Vedolizumab/anti-TNF co-exposure did not generate new safety signals during 14-weeks induction, nor did it reduce efficacy or alter vedolizumab pharmacokinetics. These observations may aid the design of future co-biologics trials and also suggest that a deliberate waiting-interval between anti-TNF cessation and subsequent vedolizumab initiation may not be warranted.
(IBD)中联合生物制剂治疗的数据仍然很少。
探索同时暴露于抗 TNF 和 vedolizumab 的患者的结局。
在回顾性 1:2 匹配病例对照研究中,比较了最近停用阿达木单抗/英夫利昔单抗后仍有可测量抗 TNF 水平的开始使用 vedolizumab 的患者(“VDZ-aTNF”组)与对照 vedolizumab 患者。

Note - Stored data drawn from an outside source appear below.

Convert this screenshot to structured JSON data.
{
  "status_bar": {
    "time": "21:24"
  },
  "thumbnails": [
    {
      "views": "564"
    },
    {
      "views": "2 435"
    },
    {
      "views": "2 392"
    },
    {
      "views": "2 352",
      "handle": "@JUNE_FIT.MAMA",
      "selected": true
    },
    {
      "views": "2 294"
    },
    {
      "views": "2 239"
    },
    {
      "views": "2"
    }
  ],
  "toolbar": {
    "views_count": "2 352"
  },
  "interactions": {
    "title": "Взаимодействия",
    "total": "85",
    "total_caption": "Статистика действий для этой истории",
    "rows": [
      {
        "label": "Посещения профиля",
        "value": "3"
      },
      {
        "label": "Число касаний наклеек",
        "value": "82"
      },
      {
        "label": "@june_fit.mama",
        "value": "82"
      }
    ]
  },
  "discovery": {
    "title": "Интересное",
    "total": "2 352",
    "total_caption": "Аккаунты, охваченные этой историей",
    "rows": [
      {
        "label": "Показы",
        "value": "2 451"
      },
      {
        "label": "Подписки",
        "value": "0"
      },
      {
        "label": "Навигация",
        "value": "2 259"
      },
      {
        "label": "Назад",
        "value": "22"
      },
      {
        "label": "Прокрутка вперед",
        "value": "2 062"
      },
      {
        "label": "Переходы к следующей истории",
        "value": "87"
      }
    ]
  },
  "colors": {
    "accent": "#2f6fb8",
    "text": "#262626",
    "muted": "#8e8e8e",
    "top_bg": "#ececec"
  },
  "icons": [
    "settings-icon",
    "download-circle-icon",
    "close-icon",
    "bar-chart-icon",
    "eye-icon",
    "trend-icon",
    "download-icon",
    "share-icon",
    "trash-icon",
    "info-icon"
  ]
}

共纳入 75 例患者(25 例 VDZ-aTNF,50 例 VDZ)。与 50 例 VDZ 患者中的 13 例(P = 0.4,所有患者随访 14 周)相比,25 例 VDZ-aTNF 患者中有 9 例出现不良事件。第 14 周时,25 例 VDZ-aTNF 患者中有 10 例(40%)达到临床缓解,50 例 VDZ 患者中有 23 例(46%)(OR = 0.8,95%CI 0.3-2.1,P = 0.6),25 例 VDZ-aTNF 患者中有 19 例(76%)达到临床应答,50 例 VDZ 患者中有 39 例(78%)(OR = 0.9,95%CI 0.3-2.7,P = 0.8)。整个队列中分别有 30%和 54%的患者达到无皮质激素缓解和无皮质激素应答,两组之间无差异。第 2、6 和 14 周时,VDZ-aTNF 和 VDZ 患者的 vedolizumab 药物浓度相似(P > 0.5)。多变量分析显示,某些 vedolizumab 药物水平时间点与基线白蛋白和体重独立相关,但与抗 TNF 联合暴露无关。在开始使用英夫利昔单抗的另一组患者的前瞻性研究中(n = 12),α4β7+记忆 T 细胞的百分比在 0 至 14 周期间略有但无统计学意义的增加(分别为 26 ± 2.3%、27.8 ± 2.9%、29.5 ± 2.6%,P = 0.06)。
在 14 周诱导期间,vedolizumab/抗 TNF 联合暴露未产生新的安全性信号,也未降低疗效或改变 vedolizumab 药代动力学。这些观察结果可能有助于设计未来的联合生物制剂试验,也表明在抗 TNF 停药和随后开始使用 vedolizumab 之间故意等待间隔可能没有必要。